In the last several states to open casinos — Ohio, Maryland and Pennsylvania — overall revenue is coming in below baseline forecasts, according to a review of state tax data. Officials blame miscalculations of spending habits and competition, but some also question how much the projected numbers reflected wishful thinking.
The casino industry has grown exponentially over the last decade as revenue-hungry states have moved to claim business that once went across state lines to Atlantic City, New Jersey, or the tribal-owned megaresorts in Connecticut. After Nevada, Pennsylvania has emerged as the country's No. 2 gambling marketing, overtaking Atlantic City, where four of 12 casinos closed last year.

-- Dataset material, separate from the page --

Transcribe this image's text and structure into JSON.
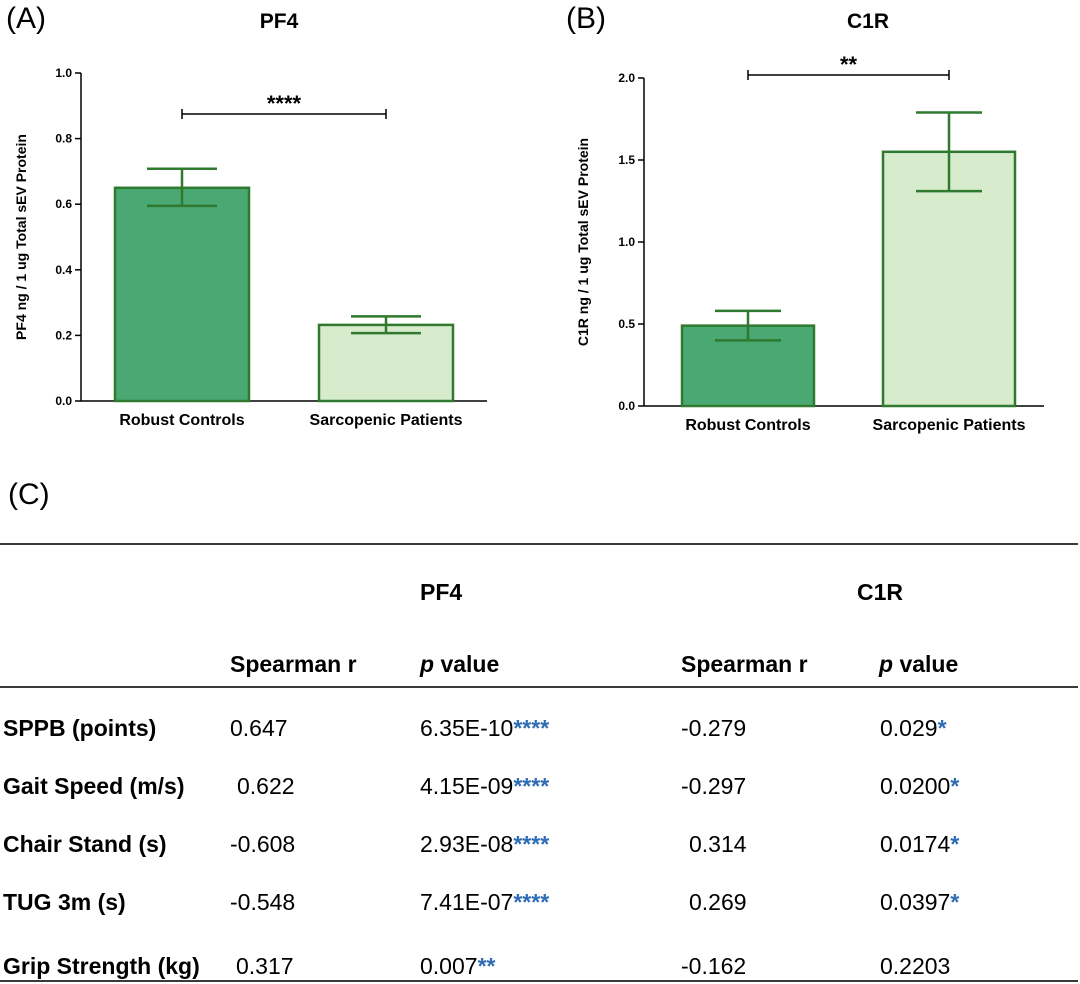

As Massachusetts and New York prepare for a new round of casino building, they have added new levels of financial scrutiny, enlisting consulting firms to vet revenue projections. But the industry's growth in the Northeast's tight geography has made modeling more complex, and experts warn there are no guarantees.
"This isn't a science," analyst Alan Woinski said.
Projections are developed through so-called gravity models, premised on the concept that bigger casinos draw more people from farther away. They are used by developers and regulators to estimate how a property will perform based on factors including the affluence of surrounding towns.
The track record shows big margins for error. With access to the same data, developers regularly come back with higher projections than regulators who run the numbers themselves, especially when companies are competing for bids. A recent study by Cummings Associates, a Massachusetts-based consulting firm, found that projections done for the same project were, on average, 20 percent apart and, in cases where the casinos were actually built, almost always were proved too high.
Casinos generally remain big moneymakers, and some projects have far exceeded predictions, but state averages have been below forecasts that set expectations for tax revenue.